Clostridioides difficile
is a major nosocomial pathogen that can cause severe, toxin-mediated diarrhea and pseudomembranous colitis. Recent work has shown that
C. difficile
exhibits heterogeneity in swimming motility and toxin production
in vitro
through phase variation by site-specific DNA recombination. The recombinase RecV reversibly inverts the flagellar switch sequence upstream of the
flgB
operon, leading to the ON/OFF expression of flagellum and toxin genes.
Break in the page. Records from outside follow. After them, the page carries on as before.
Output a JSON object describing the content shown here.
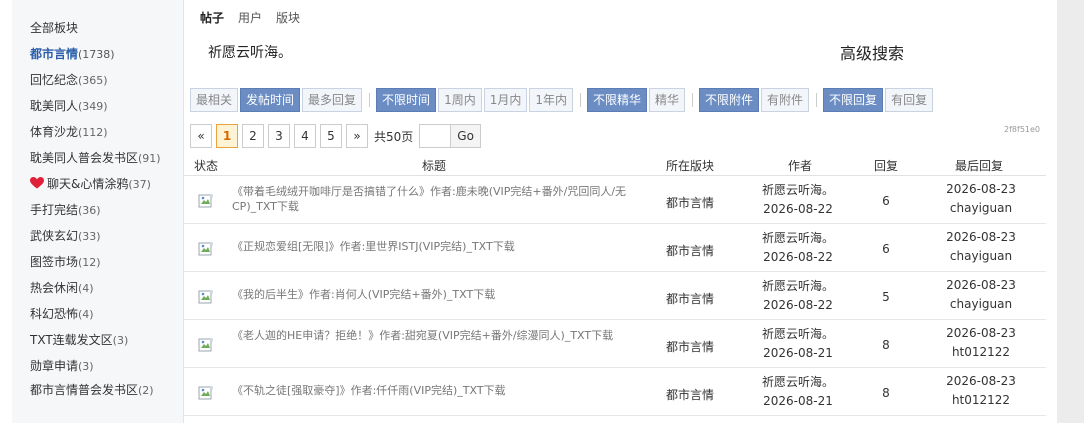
{
  "sidebar": {
    "items": [
      {
        "label": "全部板块",
        "count": ""
      },
      {
        "label": "都市言情",
        "count": "(1738)"
      },
      {
        "label": "回忆纪念",
        "count": "(365)"
      },
      {
        "label": "耽美同人",
        "count": "(349)"
      },
      {
        "label": "体育沙龙",
        "count": "(112)"
      },
      {
        "label": "耽美同人普会发书区",
        "count": "(91)"
      },
      {
        "label": "聊天&心情涂鸦",
        "count": "(37)"
      },
      {
        "label": "手打完结",
        "count": "(36)"
      },
      {
        "label": "武侠玄幻",
        "count": "(33)"
      },
      {
        "label": "图签市场",
        "count": "(12)"
      },
      {
        "label": "热会休闲",
        "count": "(4)"
      },
      {
        "label": "科幻恐怖",
        "count": "(4)"
      },
      {
        "label": "TXT连载发文区",
        "count": "(3)"
      },
      {
        "label": "勋章申请",
        "count": "(3)"
      },
      {
        "label": "都市言情普会发书区",
        "count": "(2)"
      }
    ]
  },
  "search": {
    "tabs": [
      "帖子",
      "用户",
      "版块"
    ],
    "keyword": "祈愿云听海。",
    "advanced_label": "高级搜索"
  },
  "filters": {
    "sort": [
      "最相关",
      "发帖时间",
      "最多回复"
    ],
    "time": [
      "不限时间",
      "1周内",
      "1月内",
      "1年内"
    ],
    "digest": [
      "不限精华",
      "精华"
    ],
    "attach": [
      "不限附件",
      "有附件"
    ],
    "reply": [
      "不限回复",
      "有回复"
    ]
  },
  "pager": {
    "prev": "«",
    "pages": [
      "1",
      "2",
      "3",
      "4",
      "5"
    ],
    "next": "»",
    "total": "共50页",
    "go": "Go",
    "code": "2f8f51e0"
  },
  "table": {
    "headers": [
      "状态",
      "标题",
      "所在版块",
      "作者",
      "回复",
      "最后回复"
    ],
    "rows": [
      {
        "title": "《带着毛绒绒开咖啡厅是否搞错了什么》作者:鹿未晚(VIP完结+番外/咒回同人/无CP)_TXT下载",
        "forum": "都市言情",
        "author": "祈愿云听海。",
        "date": "2026-08-22",
        "replies": "6",
        "last_date": "2026-08-23",
        "last_user": "chayiguan"
      },
      {
        "title": "《正规恋爱组[无限]》作者:里世界ISTJ(VIP完结)_TXT下载",
        "forum": "都市言情",
        "author": "祈愿云听海。",
        "date": "2026-08-22",
        "replies": "6",
        "last_date": "2026-08-23",
        "last_user": "chayiguan"
      },
      {
        "title": "《我的后半生》作者:肖何人(VIP完结+番外)_TXT下载",
        "forum": "都市言情",
        "author": "祈愿云听海。",
        "date": "2026-08-22",
        "replies": "5",
        "last_date": "2026-08-23",
        "last_user": "chayiguan"
      },
      {
        "title": "《老人迦的HE申请？拒绝！》作者:甜宛夏(VIP完结+番外/综漫同人)_TXT下载",
        "forum": "都市言情",
        "author": "祈愿云听海。",
        "date": "2026-08-21",
        "replies": "8",
        "last_date": "2026-08-23",
        "last_user": "ht012122"
      },
      {
        "title": "《不轨之徒[强取豪夺]》作者:仟仟雨(VIP完结)_TXT下载",
        "forum": "都市言情",
        "author": "祈愿云听海。",
        "date": "2026-08-21",
        "replies": "8",
        "last_date": "2026-08-23",
        "last_user": "ht012122"
      }
    ]
  },
  "icons": {
    "status": "broken-image-icon",
    "heart": "heart-icon"
  },
  "colors": {
    "active_filter": "#6b8dc4",
    "link_active": "#2a5daa",
    "heart": "#e0213a",
    "current_page": "#e8a33d"
  }
}
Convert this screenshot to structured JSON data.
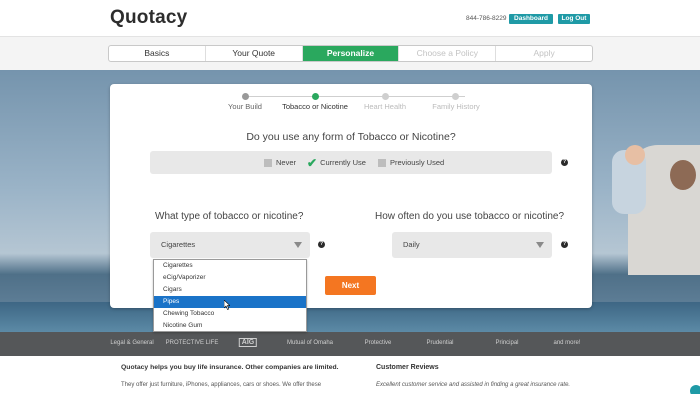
{
  "header": {
    "logo": "Quotacy",
    "phone": "844-786-8229",
    "dashboard_label": "Dashboard",
    "logout_label": "Log Out"
  },
  "progress": {
    "steps": [
      {
        "label": "Basics",
        "state": "done"
      },
      {
        "label": "Your Quote",
        "state": "done"
      },
      {
        "label": "Personalize",
        "state": "active"
      },
      {
        "label": "Choose a Policy",
        "state": "future"
      },
      {
        "label": "Apply",
        "state": "future"
      }
    ]
  },
  "substeps": [
    {
      "label": "Your Build",
      "state": "done"
    },
    {
      "label": "Tobacco or Nicotine",
      "state": "active"
    },
    {
      "label": "Heart Health",
      "state": "future"
    },
    {
      "label": "Family History",
      "state": "future"
    }
  ],
  "tobacco_question": {
    "text": "Do you use any form of Tobacco or Nicotine?",
    "options": [
      {
        "label": "Never",
        "checked": false
      },
      {
        "label": "Currently Use",
        "checked": true
      },
      {
        "label": "Previously Used",
        "checked": false
      }
    ]
  },
  "type_question": {
    "text": "What type of tobacco or nicotine?",
    "selected": "Cigarettes",
    "options": [
      "Cigarettes",
      "eCig/Vaporizer",
      "Cigars",
      "Pipes",
      "Chewing Tobacco",
      "Nicotine Gum"
    ],
    "highlighted": "Pipes"
  },
  "frequency_question": {
    "text": "How often do you use tobacco or nicotine?",
    "selected": "Daily"
  },
  "next_label": "Next",
  "help_glyph": "?",
  "partners": [
    "Legal & General",
    "PROTECTIVE LIFE",
    "AIG",
    "Mutual of Omaha",
    "Protective",
    "Prudential",
    "Principal",
    "and more!"
  ],
  "footer": {
    "left_title": "Quotacy helps you buy life insurance. Other companies are limited.",
    "left_text": "They offer just furniture, iPhones, appliances, cars or shoes. We offer these",
    "right_title": "Customer Reviews",
    "right_text": "Excellent customer service and assisted in finding a great insurance rate."
  },
  "colors": {
    "accent_green": "#2aa85e",
    "teal": "#1f9aa6",
    "orange": "#f47621",
    "select_blue": "#1a73c8"
  }
}
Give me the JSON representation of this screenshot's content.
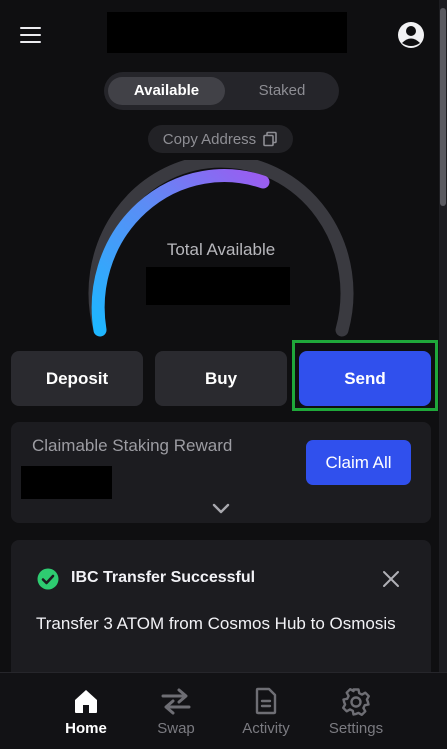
{
  "header": {
    "menu_icon": "hamburger-menu-icon",
    "profile_icon": "user-circle-icon"
  },
  "balance_toggle": {
    "options": [
      "Available",
      "Staked"
    ],
    "selected": "Available"
  },
  "copy_address": {
    "label": "Copy Address",
    "icon": "copy-icon"
  },
  "gauge": {
    "label": "Total Available",
    "gradient_start": "#1eb6ff",
    "gradient_end": "#9b5cf0",
    "track_color": "#3a3a40"
  },
  "actions": {
    "deposit": "Deposit",
    "buy": "Buy",
    "send": "Send"
  },
  "staking_reward": {
    "label": "Claimable Staking Reward",
    "claim_label": "Claim All",
    "expand_icon": "chevron-down-icon"
  },
  "notification": {
    "title": "IBC Transfer Successful",
    "message": "Transfer 3 ATOM from Cosmos Hub to Osmosis",
    "status_icon": "check-circle-icon",
    "close_icon": "close-icon",
    "status_color": "#2ecc71"
  },
  "bottom_nav": {
    "items": [
      {
        "label": "Home",
        "icon": "home-icon"
      },
      {
        "label": "Swap",
        "icon": "swap-arrows-icon"
      },
      {
        "label": "Activity",
        "icon": "document-icon"
      },
      {
        "label": "Settings",
        "icon": "gear-icon"
      }
    ],
    "active": "Home"
  },
  "colors": {
    "accent": "#3050ed",
    "highlight_outline": "#1fa83a",
    "background": "#0f0f11"
  }
}
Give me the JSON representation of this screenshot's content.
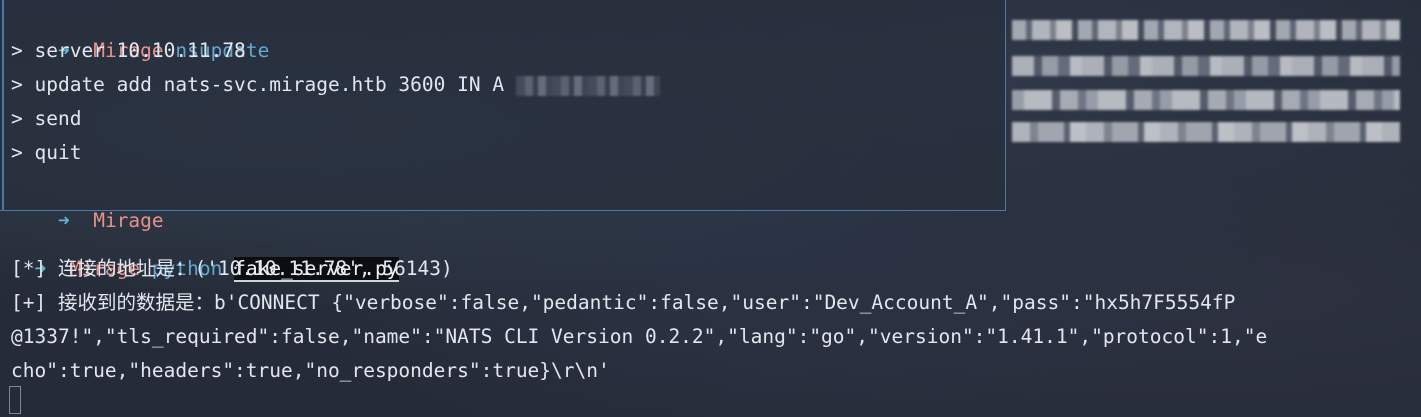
{
  "top_pane": {
    "prompt_dir": "Mirage",
    "prompt_arrow": "➜",
    "command": "nsupdate",
    "lines": [
      "> server 10.10.11.78",
      "> update add nats-svc.mirage.htb 3600 IN A",
      "> send",
      "> quit"
    ],
    "final_prompt_dir": "Mirage"
  },
  "main": {
    "prompt_arrow": "➜",
    "prompt_dir": "Mirage",
    "command": "python",
    "argument": "fake_server.py",
    "output": [
      "[*] 连接的地址是：('10.10.11.78', 56143)",
      "[+] 接收到的数据是：b'CONNECT {\"verbose\":false,\"pedantic\":false,\"user\":\"Dev_Account_A\",\"pass\":\"hx5h7F5554fP",
      "@1337!\",\"tls_required\":false,\"name\":\"NATS CLI Version 0.2.2\",\"lang\":\"go\",\"version\":\"1.41.1\",\"protocol\":1,\"e",
      "cho\":true,\"headers\":true,\"no_responders\":true}\\r\\n'"
    ]
  },
  "colors": {
    "arrow": "#5db7d8",
    "dir": "#e8918c",
    "command": "#62a8d0",
    "pane_border": "#4a78a8"
  }
}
How this phenomenon impacts
C. difficile
virulence
in vivo
remains unknown. We identified mutations in the right inverted repeat that reduced or prevented flagellar switch inversion by RecV. We introduced these mutations into
C. difficile
R20291 to create strains with the flagellar switch “locked” in either the ON or OFF orientation. These mutants exhibited a loss of flagellum and toxin phase variation during growth
in vitro
, yielding precisely modified mutants suitable for assessing virulence
in vivo
. In a hamster model of acute
C. difficile
infection, the phase-locked ON mutant caused greater toxin accumulation than the phase-locked OFF mutant but did not differ significantly in the ability to cause acute disease symptoms. In contrast, in a mouse model, preventing flagellum and toxin phase variation affected the ability of
C. difficile
to colonize the intestinal tract and to elicit weight loss, which is attributable to differences in toxin production during infection. These results show that the ability of
C. difficile
to phase vary flagella and toxins influences colonization and disease development and suggest that the phenotypic variants generated by flagellar switch inversion have distinct capacities for causing disease.